For many women during the decade the skirt length was often hovering somewhere around the knee and this was true for women in most branches of military service as well. Longer dresses for formal events were still the norm during this era.
In the 1950s many women and young ladies wore skirts anywhere from just below the knee to just above the ankle in fit and flare silhouettes. These skirts could be worn with or without petticoats. More form fitting pencil skirts were also popular, and towards the first half of the decade they tended to be longer- reaching to just a few inches above the ankle.
At the beginning of the decade most women were still wearing designs reminiscent of the New Look, but designers like Mary Quant and André Courrèges, followed by babydoll designer, Barbara Hulanicki, made mini skirts the norm.
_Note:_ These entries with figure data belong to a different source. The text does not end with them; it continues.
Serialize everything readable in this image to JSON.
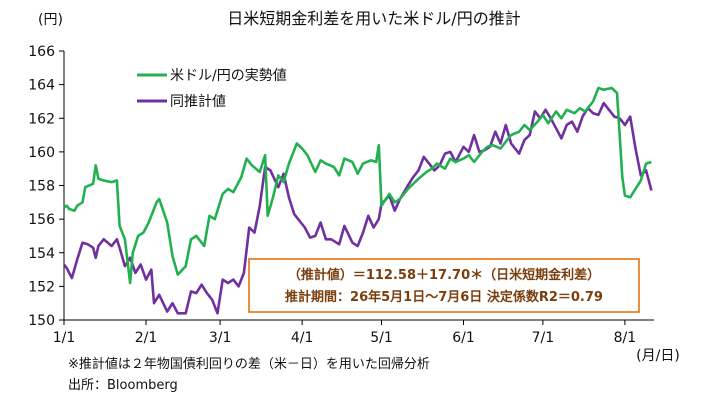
{
  "chart_data": {
    "type": "line",
    "title": "日米短期金利差を用いた米ドル/円の推計",
    "ylabel": "(円)",
    "xlabel": "(月/日)",
    "ylim": [
      150,
      166
    ],
    "yticks": [
      150,
      152,
      154,
      156,
      158,
      160,
      162,
      164,
      166
    ],
    "xlim": [
      "2026-01-01",
      "2026-08-12"
    ],
    "xticks": [
      {
        "date": "2026-01-01",
        "label": "1/1"
      },
      {
        "date": "2026-02-01",
        "label": "2/1"
      },
      {
        "date": "2026-03-01",
        "label": "3/1"
      },
      {
        "date": "2026-04-01",
        "label": "4/1"
      },
      {
        "date": "2026-05-01",
        "label": "5/1"
      },
      {
        "date": "2026-06-01",
        "label": "6/1"
      },
      {
        "date": "2026-07-01",
        "label": "7/1"
      },
      {
        "date": "2026-08-01",
        "label": "8/1"
      }
    ],
    "grid": false,
    "legend_position": "top-left",
    "series": [
      {
        "name": "米ドル/円の実勢値",
        "color": "#22b150",
        "points": [
          [
            "2026-01-01",
            156.7
          ],
          [
            "2026-01-02",
            156.8
          ],
          [
            "2026-01-03",
            156.6
          ],
          [
            "2026-01-05",
            156.5
          ],
          [
            "2026-01-06",
            156.8
          ],
          [
            "2026-01-08",
            157.0
          ],
          [
            "2026-01-09",
            157.9
          ],
          [
            "2026-01-12",
            158.1
          ],
          [
            "2026-01-13",
            159.2
          ],
          [
            "2026-01-14",
            158.4
          ],
          [
            "2026-01-16",
            158.3
          ],
          [
            "2026-01-19",
            158.2
          ],
          [
            "2026-01-21",
            158.3
          ],
          [
            "2026-01-22",
            155.6
          ],
          [
            "2026-01-24",
            154.8
          ],
          [
            "2026-01-26",
            152.2
          ],
          [
            "2026-01-27",
            154.0
          ],
          [
            "2026-01-29",
            155.0
          ],
          [
            "2026-01-31",
            155.2
          ],
          [
            "2026-02-02",
            155.8
          ],
          [
            "2026-02-05",
            157.0
          ],
          [
            "2026-02-06",
            157.2
          ],
          [
            "2026-02-09",
            155.8
          ],
          [
            "2026-02-11",
            153.8
          ],
          [
            "2026-02-13",
            152.7
          ],
          [
            "2026-02-16",
            153.2
          ],
          [
            "2026-02-18",
            154.8
          ],
          [
            "2026-02-20",
            155.0
          ],
          [
            "2026-02-23",
            154.4
          ],
          [
            "2026-02-25",
            156.2
          ],
          [
            "2026-02-27",
            156.0
          ],
          [
            "2026-03-02",
            157.5
          ],
          [
            "2026-03-04",
            157.8
          ],
          [
            "2026-03-06",
            157.6
          ],
          [
            "2026-03-09",
            158.5
          ],
          [
            "2026-03-11",
            159.6
          ],
          [
            "2026-03-13",
            159.2
          ],
          [
            "2026-03-16",
            158.8
          ],
          [
            "2026-03-18",
            159.8
          ],
          [
            "2026-03-19",
            156.2
          ],
          [
            "2026-03-21",
            157.3
          ],
          [
            "2026-03-23",
            158.6
          ],
          [
            "2026-03-25",
            158.2
          ],
          [
            "2026-03-27",
            159.3
          ],
          [
            "2026-03-30",
            160.5
          ],
          [
            "2026-04-01",
            160.2
          ],
          [
            "2026-04-03",
            159.8
          ],
          [
            "2026-04-06",
            158.8
          ],
          [
            "2026-04-08",
            159.5
          ],
          [
            "2026-04-10",
            159.3
          ],
          [
            "2026-04-13",
            159.1
          ],
          [
            "2026-04-15",
            158.6
          ],
          [
            "2026-04-17",
            159.6
          ],
          [
            "2026-04-20",
            159.4
          ],
          [
            "2026-04-22",
            158.7
          ],
          [
            "2026-04-24",
            159.3
          ],
          [
            "2026-04-27",
            159.5
          ],
          [
            "2026-04-29",
            159.4
          ],
          [
            "2026-04-30",
            160.4
          ],
          [
            "2026-05-01",
            156.8
          ],
          [
            "2026-05-04",
            157.5
          ],
          [
            "2026-05-06",
            157.0
          ],
          [
            "2026-05-08",
            157.2
          ],
          [
            "2026-05-11",
            157.8
          ],
          [
            "2026-05-13",
            158.1
          ],
          [
            "2026-05-15",
            158.4
          ],
          [
            "2026-05-18",
            158.8
          ],
          [
            "2026-05-20",
            159.0
          ],
          [
            "2026-05-22",
            159.3
          ],
          [
            "2026-05-25",
            159.0
          ],
          [
            "2026-05-27",
            159.6
          ],
          [
            "2026-05-29",
            159.4
          ],
          [
            "2026-06-01",
            159.6
          ],
          [
            "2026-06-03",
            159.8
          ],
          [
            "2026-06-05",
            159.4
          ],
          [
            "2026-06-08",
            160.0
          ],
          [
            "2026-06-10",
            160.3
          ],
          [
            "2026-06-12",
            160.4
          ],
          [
            "2026-06-15",
            160.2
          ],
          [
            "2026-06-17",
            160.6
          ],
          [
            "2026-06-19",
            161.0
          ],
          [
            "2026-06-22",
            161.2
          ],
          [
            "2026-06-24",
            161.6
          ],
          [
            "2026-06-26",
            161.3
          ],
          [
            "2026-06-29",
            161.8
          ],
          [
            "2026-07-01",
            162.2
          ],
          [
            "2026-07-03",
            161.7
          ],
          [
            "2026-07-06",
            162.4
          ],
          [
            "2026-07-08",
            162.0
          ],
          [
            "2026-07-10",
            162.5
          ],
          [
            "2026-07-13",
            162.3
          ],
          [
            "2026-07-15",
            162.6
          ],
          [
            "2026-07-17",
            162.4
          ],
          [
            "2026-07-20",
            163.0
          ],
          [
            "2026-07-22",
            163.8
          ],
          [
            "2026-07-24",
            163.7
          ],
          [
            "2026-07-27",
            163.8
          ],
          [
            "2026-07-29",
            163.5
          ],
          [
            "2026-07-31",
            158.5
          ],
          [
            "2026-08-01",
            157.4
          ],
          [
            "2026-08-03",
            157.3
          ],
          [
            "2026-08-05",
            157.8
          ],
          [
            "2026-08-07",
            158.3
          ],
          [
            "2026-08-09",
            159.3
          ],
          [
            "2026-08-11",
            159.4
          ]
        ]
      },
      {
        "name": "同推計値",
        "color": "#7030a0",
        "points": [
          [
            "2026-01-01",
            153.3
          ],
          [
            "2026-01-02",
            153.1
          ],
          [
            "2026-01-04",
            152.5
          ],
          [
            "2026-01-06",
            153.6
          ],
          [
            "2026-01-08",
            154.6
          ],
          [
            "2026-01-10",
            154.5
          ],
          [
            "2026-01-12",
            154.3
          ],
          [
            "2026-01-13",
            153.7
          ],
          [
            "2026-01-14",
            154.4
          ],
          [
            "2026-01-16",
            154.8
          ],
          [
            "2026-01-19",
            154.4
          ],
          [
            "2026-01-21",
            154.8
          ],
          [
            "2026-01-22",
            154.3
          ],
          [
            "2026-01-24",
            153.2
          ],
          [
            "2026-01-26",
            153.7
          ],
          [
            "2026-01-28",
            152.8
          ],
          [
            "2026-01-30",
            153.3
          ],
          [
            "2026-02-01",
            152.4
          ],
          [
            "2026-02-03",
            153.0
          ],
          [
            "2026-02-04",
            151.0
          ],
          [
            "2026-02-06",
            151.5
          ],
          [
            "2026-02-09",
            150.5
          ],
          [
            "2026-02-11",
            151.0
          ],
          [
            "2026-02-13",
            150.4
          ],
          [
            "2026-02-16",
            150.4
          ],
          [
            "2026-02-18",
            151.7
          ],
          [
            "2026-02-20",
            151.6
          ],
          [
            "2026-02-22",
            152.1
          ],
          [
            "2026-02-24",
            151.6
          ],
          [
            "2026-02-26",
            151.2
          ],
          [
            "2026-02-28",
            150.4
          ],
          [
            "2026-03-02",
            152.4
          ],
          [
            "2026-03-04",
            152.2
          ],
          [
            "2026-03-06",
            152.4
          ],
          [
            "2026-03-08",
            152.0
          ],
          [
            "2026-03-10",
            152.8
          ],
          [
            "2026-03-12",
            155.5
          ],
          [
            "2026-03-14",
            155.2
          ],
          [
            "2026-03-16",
            156.8
          ],
          [
            "2026-03-18",
            159.1
          ],
          [
            "2026-03-20",
            158.9
          ],
          [
            "2026-03-23",
            157.9
          ],
          [
            "2026-03-25",
            158.7
          ],
          [
            "2026-03-27",
            157.3
          ],
          [
            "2026-03-29",
            156.3
          ],
          [
            "2026-03-31",
            155.9
          ],
          [
            "2026-04-02",
            155.5
          ],
          [
            "2026-04-04",
            154.9
          ],
          [
            "2026-04-06",
            155.0
          ],
          [
            "2026-04-08",
            155.8
          ],
          [
            "2026-04-10",
            154.8
          ],
          [
            "2026-04-12",
            154.8
          ],
          [
            "2026-04-15",
            154.5
          ],
          [
            "2026-04-17",
            155.6
          ],
          [
            "2026-04-20",
            154.6
          ],
          [
            "2026-04-22",
            154.4
          ],
          [
            "2026-04-24",
            155.2
          ],
          [
            "2026-04-26",
            156.2
          ],
          [
            "2026-04-28",
            155.5
          ],
          [
            "2026-04-30",
            156.0
          ],
          [
            "2026-05-01",
            156.9
          ],
          [
            "2026-05-04",
            157.4
          ],
          [
            "2026-05-06",
            156.5
          ],
          [
            "2026-05-08",
            157.2
          ],
          [
            "2026-05-11",
            158.0
          ],
          [
            "2026-05-13",
            158.5
          ],
          [
            "2026-05-15",
            158.9
          ],
          [
            "2026-05-17",
            159.7
          ],
          [
            "2026-05-19",
            159.3
          ],
          [
            "2026-05-21",
            158.9
          ],
          [
            "2026-05-23",
            159.2
          ],
          [
            "2026-05-25",
            159.9
          ],
          [
            "2026-05-27",
            160.0
          ],
          [
            "2026-05-29",
            159.4
          ],
          [
            "2026-06-01",
            160.3
          ],
          [
            "2026-06-03",
            160.0
          ],
          [
            "2026-06-05",
            161.0
          ],
          [
            "2026-06-07",
            160.0
          ],
          [
            "2026-06-09",
            160.1
          ],
          [
            "2026-06-11",
            160.3
          ],
          [
            "2026-06-13",
            161.2
          ],
          [
            "2026-06-15",
            160.5
          ],
          [
            "2026-06-17",
            161.6
          ],
          [
            "2026-06-19",
            160.5
          ],
          [
            "2026-06-22",
            159.9
          ],
          [
            "2026-06-24",
            160.7
          ],
          [
            "2026-06-26",
            161.0
          ],
          [
            "2026-06-28",
            162.4
          ],
          [
            "2026-06-30",
            162.0
          ],
          [
            "2026-07-02",
            162.5
          ],
          [
            "2026-07-04",
            162.0
          ],
          [
            "2026-07-06",
            161.4
          ],
          [
            "2026-07-08",
            160.8
          ],
          [
            "2026-07-10",
            161.6
          ],
          [
            "2026-07-12",
            161.8
          ],
          [
            "2026-07-14",
            161.2
          ],
          [
            "2026-07-16",
            162.1
          ],
          [
            "2026-07-18",
            162.6
          ],
          [
            "2026-07-20",
            162.3
          ],
          [
            "2026-07-22",
            162.2
          ],
          [
            "2026-07-24",
            162.9
          ],
          [
            "2026-07-26",
            162.5
          ],
          [
            "2026-07-28",
            162.1
          ],
          [
            "2026-07-30",
            162.0
          ],
          [
            "2026-07-31",
            161.8
          ],
          [
            "2026-08-01",
            161.6
          ],
          [
            "2026-08-03",
            162.1
          ],
          [
            "2026-08-05",
            160.2
          ],
          [
            "2026-08-07",
            158.6
          ],
          [
            "2026-08-09",
            158.9
          ],
          [
            "2026-08-11",
            157.7
          ]
        ]
      }
    ]
  },
  "annotation": {
    "line1": "（推計値）＝112.58＋17.70＊（日米短期金利差）",
    "line2": "推計期間：26年5月1日～7月6日  決定係数R2＝0.79",
    "border_color": "#e06c00"
  },
  "notes": {
    "note1": "※推計値は２年物国債利回りの差（米－日）を用いた回帰分析",
    "source": "出所：Bloomberg"
  }
}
These shorter dresses often de-emphasized the waistline and featured cute or kicky patterns that signaled a departure from traditional ladies wear and put the focus on youth culture.
For young ladies who really wanted to push the boundaries hemlines were further shortened at home to barely tunic length. Not surprising during this time colorful tights rose in popularity as a form of modesty while wearing these short skirts and dresses.
As a counter to the mini skirt, the maxi skirt and the midi skirt were released as alternatives in the 1970s. Mini skirts continued to be popular during this time, as did extremely modest prairie dresses and Gunne Sax frocks from Jessica McClintock.
The 1970s marked the end of the practice of all women essentially following one skirt length at a time. Instead, women could wear any length of skirt they wanted (or even pants). It was a new era in fashion.